Saturday, June 28, 2014

Defying Gravity



If you have seen the play “Wicked”, you will have to pause for a moment after reading the title of this blog and sing the song.  A FABULOUS song wasn’t it?  I might also pose the question, “Is gravity getting your down these days?”  Probably, it is.   If you saw the last blog, I mentioned a T-shirt I saw in that ever-entertaining, catalogue, “Wireless”.  It said, “ GRAVITY-IT’S NOT JUST A GOOD IDEA-IT’S THE LAW”.   Love that.

I think we all know, from watching floating astronauts that, yes, it looks like fun to be weightless, but actually, when I take a sip of coffee, I am thankful it goes down my throat rather than floating up to the ceiling.  However, each day we are treated to the sight of animals that defy gravity on a regular basis- the birds.  Of course, they aren’t defying it really, but with the addition of feathers, bones that are hollow and a skull filled with more air sacs than yours or mine, flight can happen and up, rather than down, they go.


However, I can see from watching my “pre-K”, fledglings that flight, of course, takes some practice, and using those wings does take some getting used to. I imagine we have all watched a young robin or other bird species that is more than happy to nest in your immediate vicinity, take those first halting and not always, ending well, flights.  The fledgling that misses the mark in the tree and ends up on your lawn, chirping and chirping for mom, is a sight that was pretty common in June in NE where I grew up.  I was one of those interfering kids who would scoop it up, call it abandoned, and entertain myself endlessly for the next few weeks: finding it worms, meticulously changing its Kleenex nest, “teaching” it, I thought to fly, and then, weeping buckets when it did and left me.

But from my perch near the window, cast propped on a low table, I can see that beyond those tentative flights from the nest, getting the hang of what their wings can do, still takes a while.  The bird feeder nearest the window is hung on a “shepherds hook” and when my little flock of young Titmice come to feed, they more or less have to queue up for a turn.  Whichever one ends up on the curve of the hook tends to momentarily become a victim of gravity and starts to sliiiiiiddde down.  What is amusing is how far down it will slide before it dawns on it to flutter its wings and get back to the top.

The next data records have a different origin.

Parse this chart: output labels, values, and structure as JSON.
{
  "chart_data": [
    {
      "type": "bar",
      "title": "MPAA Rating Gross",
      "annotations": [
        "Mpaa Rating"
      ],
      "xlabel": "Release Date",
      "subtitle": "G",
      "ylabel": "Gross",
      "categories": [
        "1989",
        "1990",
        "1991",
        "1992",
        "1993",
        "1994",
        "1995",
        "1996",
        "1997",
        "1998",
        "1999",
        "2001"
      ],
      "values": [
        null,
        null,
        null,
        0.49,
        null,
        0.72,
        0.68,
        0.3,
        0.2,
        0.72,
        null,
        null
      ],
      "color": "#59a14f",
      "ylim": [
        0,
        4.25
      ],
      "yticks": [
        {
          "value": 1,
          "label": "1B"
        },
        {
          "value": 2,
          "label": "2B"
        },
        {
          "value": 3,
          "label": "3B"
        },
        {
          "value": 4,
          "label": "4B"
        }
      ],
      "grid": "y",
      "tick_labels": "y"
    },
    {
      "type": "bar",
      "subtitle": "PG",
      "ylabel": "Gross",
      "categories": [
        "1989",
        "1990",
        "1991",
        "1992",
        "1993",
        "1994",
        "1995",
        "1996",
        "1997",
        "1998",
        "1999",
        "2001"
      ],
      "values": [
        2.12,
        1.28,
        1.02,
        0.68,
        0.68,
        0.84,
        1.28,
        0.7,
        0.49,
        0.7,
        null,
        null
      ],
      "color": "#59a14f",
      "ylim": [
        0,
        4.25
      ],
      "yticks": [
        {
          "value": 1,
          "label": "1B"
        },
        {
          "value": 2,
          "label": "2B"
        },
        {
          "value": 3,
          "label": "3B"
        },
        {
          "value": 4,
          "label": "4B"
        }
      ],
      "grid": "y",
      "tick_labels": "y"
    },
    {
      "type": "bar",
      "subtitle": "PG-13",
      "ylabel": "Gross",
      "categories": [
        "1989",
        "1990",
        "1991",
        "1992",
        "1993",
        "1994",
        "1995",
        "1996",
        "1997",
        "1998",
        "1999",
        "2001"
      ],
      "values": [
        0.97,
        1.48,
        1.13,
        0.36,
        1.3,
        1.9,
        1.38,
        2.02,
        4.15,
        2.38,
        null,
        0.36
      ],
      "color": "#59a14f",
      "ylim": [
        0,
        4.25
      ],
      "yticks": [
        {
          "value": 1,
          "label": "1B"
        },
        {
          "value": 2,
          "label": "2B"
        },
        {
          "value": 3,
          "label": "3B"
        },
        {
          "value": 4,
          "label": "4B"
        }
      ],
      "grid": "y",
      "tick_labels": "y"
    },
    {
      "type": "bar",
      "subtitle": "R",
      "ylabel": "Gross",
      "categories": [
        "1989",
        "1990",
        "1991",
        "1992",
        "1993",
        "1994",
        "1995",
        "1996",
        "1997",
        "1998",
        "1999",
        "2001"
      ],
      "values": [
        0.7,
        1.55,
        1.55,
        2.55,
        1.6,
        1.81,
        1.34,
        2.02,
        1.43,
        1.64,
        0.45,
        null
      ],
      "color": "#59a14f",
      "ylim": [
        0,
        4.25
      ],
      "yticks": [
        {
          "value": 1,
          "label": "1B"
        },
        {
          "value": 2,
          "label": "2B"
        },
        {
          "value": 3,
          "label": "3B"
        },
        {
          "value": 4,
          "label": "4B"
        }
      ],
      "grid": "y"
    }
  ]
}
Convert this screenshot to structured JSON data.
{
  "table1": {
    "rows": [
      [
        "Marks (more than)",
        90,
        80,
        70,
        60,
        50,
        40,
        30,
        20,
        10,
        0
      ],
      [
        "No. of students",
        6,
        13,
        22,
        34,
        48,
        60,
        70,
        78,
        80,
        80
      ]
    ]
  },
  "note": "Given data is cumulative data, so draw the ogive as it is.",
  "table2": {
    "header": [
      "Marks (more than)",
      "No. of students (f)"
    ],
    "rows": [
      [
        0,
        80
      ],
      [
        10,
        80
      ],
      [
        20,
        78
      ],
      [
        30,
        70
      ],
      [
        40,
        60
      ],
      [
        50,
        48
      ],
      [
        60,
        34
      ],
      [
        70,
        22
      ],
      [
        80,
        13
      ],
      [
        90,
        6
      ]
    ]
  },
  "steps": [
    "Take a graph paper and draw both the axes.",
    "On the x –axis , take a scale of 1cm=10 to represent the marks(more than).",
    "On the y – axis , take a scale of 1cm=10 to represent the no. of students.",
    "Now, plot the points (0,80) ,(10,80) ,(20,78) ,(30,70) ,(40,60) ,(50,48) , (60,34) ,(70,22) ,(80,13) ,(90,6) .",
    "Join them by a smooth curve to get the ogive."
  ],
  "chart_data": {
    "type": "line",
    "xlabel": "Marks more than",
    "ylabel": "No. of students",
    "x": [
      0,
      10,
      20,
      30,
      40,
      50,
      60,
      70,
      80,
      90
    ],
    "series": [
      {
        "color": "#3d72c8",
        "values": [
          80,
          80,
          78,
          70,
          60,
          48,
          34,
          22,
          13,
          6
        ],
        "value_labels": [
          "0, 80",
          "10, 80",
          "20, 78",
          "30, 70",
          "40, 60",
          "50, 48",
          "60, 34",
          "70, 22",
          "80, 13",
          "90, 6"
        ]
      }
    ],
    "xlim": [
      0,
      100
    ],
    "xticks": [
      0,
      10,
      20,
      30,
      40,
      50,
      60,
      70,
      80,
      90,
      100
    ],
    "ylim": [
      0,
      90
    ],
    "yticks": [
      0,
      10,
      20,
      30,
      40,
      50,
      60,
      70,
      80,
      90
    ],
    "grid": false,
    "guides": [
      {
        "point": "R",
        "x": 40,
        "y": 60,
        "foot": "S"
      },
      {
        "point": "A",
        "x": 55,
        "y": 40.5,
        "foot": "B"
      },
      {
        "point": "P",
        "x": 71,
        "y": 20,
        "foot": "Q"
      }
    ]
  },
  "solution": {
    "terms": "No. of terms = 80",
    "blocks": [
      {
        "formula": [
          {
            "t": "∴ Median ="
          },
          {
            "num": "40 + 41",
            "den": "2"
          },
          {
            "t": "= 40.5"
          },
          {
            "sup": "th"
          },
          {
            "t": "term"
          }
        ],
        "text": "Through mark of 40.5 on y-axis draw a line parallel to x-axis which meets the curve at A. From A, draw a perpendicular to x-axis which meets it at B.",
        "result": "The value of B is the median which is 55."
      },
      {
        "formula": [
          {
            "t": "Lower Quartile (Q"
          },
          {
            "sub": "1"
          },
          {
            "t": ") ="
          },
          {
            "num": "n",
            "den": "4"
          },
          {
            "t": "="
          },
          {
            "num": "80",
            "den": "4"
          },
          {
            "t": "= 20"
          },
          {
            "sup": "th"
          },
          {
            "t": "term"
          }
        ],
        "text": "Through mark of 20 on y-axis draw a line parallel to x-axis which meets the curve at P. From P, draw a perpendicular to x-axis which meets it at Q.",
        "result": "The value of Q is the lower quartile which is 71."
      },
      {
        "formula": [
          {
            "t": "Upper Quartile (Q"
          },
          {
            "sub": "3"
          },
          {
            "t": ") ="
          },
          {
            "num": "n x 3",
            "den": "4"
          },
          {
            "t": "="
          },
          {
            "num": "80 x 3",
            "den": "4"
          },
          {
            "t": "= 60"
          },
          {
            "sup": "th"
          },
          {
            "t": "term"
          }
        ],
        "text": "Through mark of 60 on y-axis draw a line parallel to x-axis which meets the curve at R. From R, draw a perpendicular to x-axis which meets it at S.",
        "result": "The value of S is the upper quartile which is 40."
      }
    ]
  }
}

Likewise my young and ADORABLE, Carolina wrens, keep alighting on the clothesline, which starts to swing, throwing them off balance and into a fit of fluttering, but still hanging on.  I can’t say I have ever seen any of the adult wrens chose the clothesline as a perching place.  Then there are the insatiably hungry, White Wing Doves which will tackle ANY bird feeder, even those expressly designed for smaller birds and have to beat their wings so much to stay on that I would think they are expending more energy than they are gaining from the seed.

Young Golden Fronted woodpeckers, trying to get at the hummingbird feeder also do more flapping than any adult one, as they try to cling on to the rim and still be able to bend their body to get that long tongue into the hole.  The adults anchor themselves with their stiff tail as they wood in a tree. That skill is coming to these young ones, but it clearly takes learning.


Life is a learning curve for all of us. And I say again, if I had to break a leg, and be confined to the house, I couldn’t have picked a better season to do it in.  If, for any reason, you find yourself indoors when you would rather be out, I invite you to your window.  If you are fortunate enough to have trees or even just a windowsill in the city where pigeons will roost, there will be something to watch. 

And I have a feeling, when the weight of this cast comes off in another 6 weeks, please God,  my left leg will have a rush of feeling like it is pounds lighter and ready to defy gravity too.  Or not; perhaps you who have had experience with this would say “au contraire”, it will feel like a leaden muscle less weight; just gravity, having its way with me again. 

Stay grounded everyone and may you find joy in watching those creatures that aren’t!